2009年 9月 3日

ロマンあふれる『近江漫遊』

日本文化の形成に大きな役割を果たしてきた近江に暮らして40年。
東京に生まれ、その後滋賀の事業所に勤務した著者が見る近江の姿を自ら撮影した写真とともに語る『近江漫遊』がこのほど発行。

かねてより謡曲の舞台としての近江の地を発信したいと思っていただけに著者菊池さんの原稿を拝見したとき、飛びあがらんばかりに嬉しかった。

白洲正子著『近江山河抄』では、同様の視点があるものの、ここには白洲さんの思いがあまりにも色濃いのが少々気になった。ところが菊池さんの筆は、多くを先人の言葉を引用しながら、近江の今を投影されているところが好きだ。

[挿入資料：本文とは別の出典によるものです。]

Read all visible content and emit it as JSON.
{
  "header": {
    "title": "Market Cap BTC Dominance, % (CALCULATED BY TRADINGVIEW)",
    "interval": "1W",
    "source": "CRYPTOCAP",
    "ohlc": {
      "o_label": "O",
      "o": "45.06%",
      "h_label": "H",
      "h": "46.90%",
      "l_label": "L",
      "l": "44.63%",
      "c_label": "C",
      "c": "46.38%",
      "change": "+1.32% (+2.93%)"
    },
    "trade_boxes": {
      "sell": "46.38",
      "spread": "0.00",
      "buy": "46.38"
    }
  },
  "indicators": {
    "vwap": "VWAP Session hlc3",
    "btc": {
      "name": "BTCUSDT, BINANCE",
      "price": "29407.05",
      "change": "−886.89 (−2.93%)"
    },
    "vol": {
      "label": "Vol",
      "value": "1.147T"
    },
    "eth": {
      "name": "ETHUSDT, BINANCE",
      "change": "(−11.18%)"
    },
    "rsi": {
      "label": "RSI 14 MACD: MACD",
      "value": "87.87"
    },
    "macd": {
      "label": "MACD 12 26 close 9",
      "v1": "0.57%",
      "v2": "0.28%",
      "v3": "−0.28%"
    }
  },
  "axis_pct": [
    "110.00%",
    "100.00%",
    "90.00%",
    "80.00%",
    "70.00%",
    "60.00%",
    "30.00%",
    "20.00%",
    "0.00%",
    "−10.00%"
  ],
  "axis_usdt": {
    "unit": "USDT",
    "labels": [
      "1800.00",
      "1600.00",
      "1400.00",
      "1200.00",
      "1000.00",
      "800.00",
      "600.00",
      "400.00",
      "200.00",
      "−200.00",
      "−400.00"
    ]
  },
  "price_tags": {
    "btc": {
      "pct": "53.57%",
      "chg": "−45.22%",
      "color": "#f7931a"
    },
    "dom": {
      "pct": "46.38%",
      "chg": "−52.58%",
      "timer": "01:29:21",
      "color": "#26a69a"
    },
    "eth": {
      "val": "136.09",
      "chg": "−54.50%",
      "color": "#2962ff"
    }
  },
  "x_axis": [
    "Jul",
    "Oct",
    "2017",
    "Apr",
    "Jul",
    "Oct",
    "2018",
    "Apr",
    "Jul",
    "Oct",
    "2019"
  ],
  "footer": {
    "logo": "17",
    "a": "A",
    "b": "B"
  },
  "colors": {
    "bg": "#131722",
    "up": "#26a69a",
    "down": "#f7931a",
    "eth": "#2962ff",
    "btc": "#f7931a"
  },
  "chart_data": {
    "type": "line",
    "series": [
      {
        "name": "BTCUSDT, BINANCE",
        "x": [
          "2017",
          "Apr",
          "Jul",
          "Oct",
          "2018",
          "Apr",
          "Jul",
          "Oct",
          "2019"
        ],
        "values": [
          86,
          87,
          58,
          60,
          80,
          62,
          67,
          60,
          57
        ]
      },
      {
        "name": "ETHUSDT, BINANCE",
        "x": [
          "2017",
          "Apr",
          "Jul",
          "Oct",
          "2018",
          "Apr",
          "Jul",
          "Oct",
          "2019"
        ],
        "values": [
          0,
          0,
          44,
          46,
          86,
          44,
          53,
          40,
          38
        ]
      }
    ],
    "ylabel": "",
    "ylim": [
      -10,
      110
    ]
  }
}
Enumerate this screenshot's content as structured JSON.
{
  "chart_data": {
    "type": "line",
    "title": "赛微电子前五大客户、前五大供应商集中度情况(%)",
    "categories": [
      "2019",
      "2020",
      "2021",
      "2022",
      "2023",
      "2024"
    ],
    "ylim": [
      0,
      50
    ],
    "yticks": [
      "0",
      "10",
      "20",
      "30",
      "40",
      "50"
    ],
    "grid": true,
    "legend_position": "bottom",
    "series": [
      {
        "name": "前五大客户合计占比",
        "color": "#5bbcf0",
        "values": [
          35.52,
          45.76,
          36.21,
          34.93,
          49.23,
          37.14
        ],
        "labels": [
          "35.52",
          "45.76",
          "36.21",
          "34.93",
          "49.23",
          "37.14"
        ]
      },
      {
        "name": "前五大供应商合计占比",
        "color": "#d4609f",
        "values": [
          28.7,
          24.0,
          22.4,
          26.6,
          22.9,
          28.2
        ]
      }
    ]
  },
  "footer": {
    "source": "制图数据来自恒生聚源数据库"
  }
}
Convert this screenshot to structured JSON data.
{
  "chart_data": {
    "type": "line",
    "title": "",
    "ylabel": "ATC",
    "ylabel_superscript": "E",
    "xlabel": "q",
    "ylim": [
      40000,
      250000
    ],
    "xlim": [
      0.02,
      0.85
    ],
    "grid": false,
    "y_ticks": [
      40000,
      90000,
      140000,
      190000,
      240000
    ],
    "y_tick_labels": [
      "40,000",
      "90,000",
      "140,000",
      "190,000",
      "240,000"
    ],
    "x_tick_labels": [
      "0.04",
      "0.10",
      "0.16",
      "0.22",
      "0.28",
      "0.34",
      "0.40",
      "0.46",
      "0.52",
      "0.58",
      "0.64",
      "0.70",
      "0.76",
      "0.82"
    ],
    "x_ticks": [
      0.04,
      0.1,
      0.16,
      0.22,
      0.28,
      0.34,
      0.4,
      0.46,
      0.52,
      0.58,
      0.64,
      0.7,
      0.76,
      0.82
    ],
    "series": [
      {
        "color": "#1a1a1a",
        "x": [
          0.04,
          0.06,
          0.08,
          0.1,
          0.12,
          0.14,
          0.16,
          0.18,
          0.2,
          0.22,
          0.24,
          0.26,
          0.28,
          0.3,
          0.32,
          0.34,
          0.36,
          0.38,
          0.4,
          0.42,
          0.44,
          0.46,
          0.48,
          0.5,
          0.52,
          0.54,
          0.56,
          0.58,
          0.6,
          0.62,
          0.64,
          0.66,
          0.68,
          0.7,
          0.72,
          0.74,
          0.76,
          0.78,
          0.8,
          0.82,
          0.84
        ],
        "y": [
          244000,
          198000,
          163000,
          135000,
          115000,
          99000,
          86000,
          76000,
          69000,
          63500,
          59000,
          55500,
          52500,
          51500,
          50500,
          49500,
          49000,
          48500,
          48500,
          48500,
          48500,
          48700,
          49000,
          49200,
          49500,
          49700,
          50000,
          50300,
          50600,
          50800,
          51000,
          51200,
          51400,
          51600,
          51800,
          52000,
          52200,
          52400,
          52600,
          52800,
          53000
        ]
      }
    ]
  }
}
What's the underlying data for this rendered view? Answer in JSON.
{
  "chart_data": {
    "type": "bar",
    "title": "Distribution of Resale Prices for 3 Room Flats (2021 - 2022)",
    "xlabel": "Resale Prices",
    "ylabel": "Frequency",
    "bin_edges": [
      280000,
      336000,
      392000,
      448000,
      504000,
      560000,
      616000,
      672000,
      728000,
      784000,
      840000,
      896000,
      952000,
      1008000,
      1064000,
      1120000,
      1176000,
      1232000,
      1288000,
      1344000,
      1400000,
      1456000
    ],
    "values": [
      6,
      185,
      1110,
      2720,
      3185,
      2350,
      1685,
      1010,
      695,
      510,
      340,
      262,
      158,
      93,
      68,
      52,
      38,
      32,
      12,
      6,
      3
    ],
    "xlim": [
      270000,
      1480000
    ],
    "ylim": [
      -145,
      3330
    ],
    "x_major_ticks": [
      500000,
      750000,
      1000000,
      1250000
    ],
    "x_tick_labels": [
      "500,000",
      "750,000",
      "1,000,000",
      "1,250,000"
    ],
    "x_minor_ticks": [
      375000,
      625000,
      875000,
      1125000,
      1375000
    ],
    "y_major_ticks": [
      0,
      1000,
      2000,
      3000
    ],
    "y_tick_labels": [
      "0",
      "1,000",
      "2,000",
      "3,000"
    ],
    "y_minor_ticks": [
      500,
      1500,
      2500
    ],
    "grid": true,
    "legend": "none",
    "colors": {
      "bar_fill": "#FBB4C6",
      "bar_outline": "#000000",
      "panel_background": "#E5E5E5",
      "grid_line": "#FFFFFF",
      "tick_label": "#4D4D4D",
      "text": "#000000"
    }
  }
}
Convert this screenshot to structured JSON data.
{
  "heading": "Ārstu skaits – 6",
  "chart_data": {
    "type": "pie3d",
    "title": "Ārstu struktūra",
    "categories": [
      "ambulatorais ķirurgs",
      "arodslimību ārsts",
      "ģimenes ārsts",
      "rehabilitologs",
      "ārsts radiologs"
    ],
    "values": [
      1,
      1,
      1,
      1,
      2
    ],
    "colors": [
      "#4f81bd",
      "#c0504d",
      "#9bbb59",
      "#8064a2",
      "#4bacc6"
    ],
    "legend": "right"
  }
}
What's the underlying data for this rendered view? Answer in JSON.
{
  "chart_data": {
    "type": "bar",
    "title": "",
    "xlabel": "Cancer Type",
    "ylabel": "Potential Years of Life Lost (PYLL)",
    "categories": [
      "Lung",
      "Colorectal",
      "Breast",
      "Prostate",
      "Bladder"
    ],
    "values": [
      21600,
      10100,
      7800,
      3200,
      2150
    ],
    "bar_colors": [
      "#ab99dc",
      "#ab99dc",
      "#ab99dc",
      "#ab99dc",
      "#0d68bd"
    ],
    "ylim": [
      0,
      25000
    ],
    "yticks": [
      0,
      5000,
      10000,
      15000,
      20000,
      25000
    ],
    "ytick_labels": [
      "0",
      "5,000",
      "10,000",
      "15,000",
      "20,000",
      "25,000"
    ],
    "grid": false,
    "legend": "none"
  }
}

本書は、気ままに近江を歩いた「近江漫遊」、お隣の京都にも足を延ばした「古都散策」そして、お勧めの「湖北の能舞台」から構成されている。大津近郊の能舞台はすでに何度か紹介されているが、湖北の場合は案外少なかった。それだけになお嬉しい。

著者がまえがきに書いているように、気ままな旅にお付き合いするような感覚でお読みいただきたい1冊となった。